Albarello Albarello, Inv. Nr. 10.610 (© Landesmuseum für Kunst und Kulturgeschichte Oldenburg, Foto: Sven Adelaide).

Waschkommode Waschkommode, Inv. Nr. 6.822 (© Landesmuseum für Kunst und Kulturgeschichte Oldenburg, Foto: Sven Adelaide).

Die Provenienzforschung, die 2011 als Kuriosum nach Oldenburg kam, ist mittlerweile ein integraler Bestandteil regionaler (Museums-)forschung. Am Landesmuseum für Kunst und Kulturgeschichte zählt sie zu den Säulen musealer Arbeit und kann nun im Organigramm fest verankert werden. Seit drei Jahren besteht eine Kooperation zwischen dem Landesmuseum und der Carl von Ossietzky Universität, die es Masterstudierenden der Fakultät III ermöglicht, durch Seminar- und Übungsveranstaltungen Theorie und Praxis der Provenienzforschung kennenzulernen. Künftig wird es ein eigenständiges Modul geben, das für alle Studierenden des Masterstudienganges „Museum und Ausstellung“ verpflichtend ist. Und mit dem Stadtmuseum Oldenburg, das nun auch mit der Überprüfung seiner Bestände begonnen hat, rief das Landesmuseum eine kooperative Sammlung ins Leben, die außerhalb der Sammlungsstruktur beider Häuser angelegt ist und als treuhänderischer Verwahrungsraum für potentielles NS-Raubgut aus Privatbesitz fungiert.

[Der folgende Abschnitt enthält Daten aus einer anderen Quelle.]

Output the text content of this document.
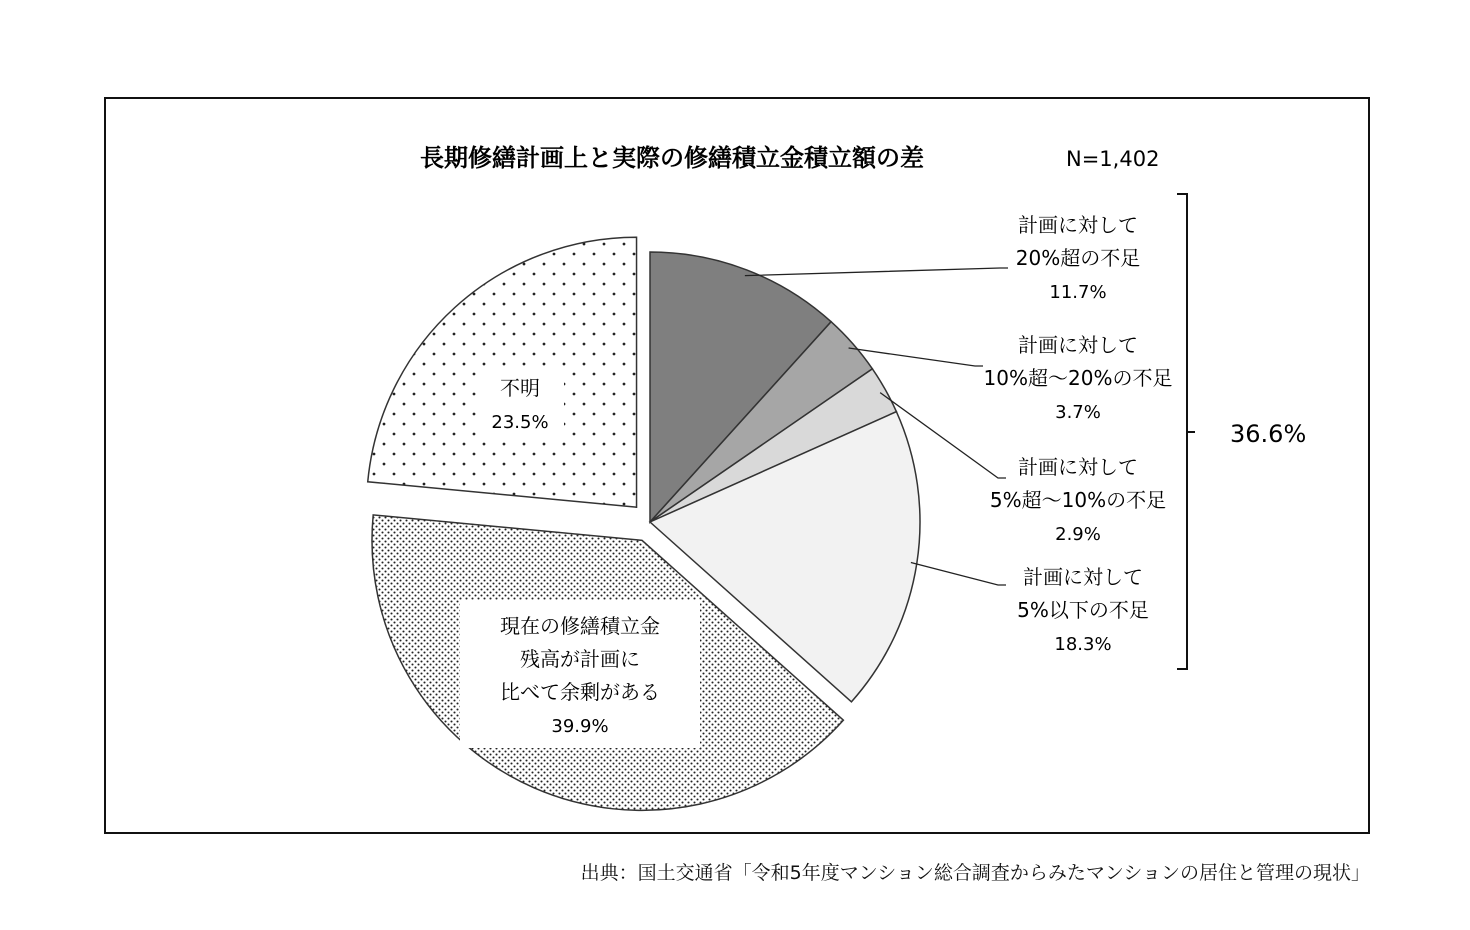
長期修繕計画上と実際の修繕積立金積立額の差	N=1,402
計画に対して
20%超の不足
11.7%
計画に対して
10%超～20%の不足
3.7%
計画に対して
5%超～10%の不足
2.9%
計画に対して
5%以下の不足
18.3%
現在の修繕積立金
残高が計画に
比べて余剰がある
39.9%
不明
23.5%	36.6%
出典：国土交通省「令和5年度マンション総合調査からみたマンションの居住と管理の現状」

Die Provenienzforschung in Oldenburg ist ein Erfolgsmodell, das insbesondere durch die vielschichtigen Kooperationen von Museen, Archiven, Bibliotheken und der Universität überregional wahrgenommen wird. Die Einbettung der Oldenburger Forschungen in das „Netzwerk Provenienzforschung in Niedersachsen“ garantiert zudem einen landesweiten Austausch und ein systematisiertes und koordiniertes Vorgehen. Es bleibt zu hoffen, dass sich die Zahl regionaler und überregionaler Kooperationsprojekte künftig noch deutlich erhöht, denn es geht um die Wahrnehmung einer aus der Geschichte resultierten Verantwortung und das Bestreben, das in der Zeit des Nationalsozialismus begangene Unrecht aufzuarbeiten und nicht in Vergessenheit geraten zu lassen.

Archivalien Archivalien am Landesmuseum Oldenburg (© Landesmuseum für Kunst und Kulturgeschichte Oldenburg, Foto: Marcus Kenzler).

  1. Katrin Zempel-Bley: „Provenienzforschung wird etabliert. Landesmuseum für Kunst und Kulturgeschichte kann wertvolle Arbeit fortsetzen“, in: Kulturland Oldenburg, Ausgabe 2.2016, Nr. 168, Oldenburgische Landschaft, 2016, S. 46.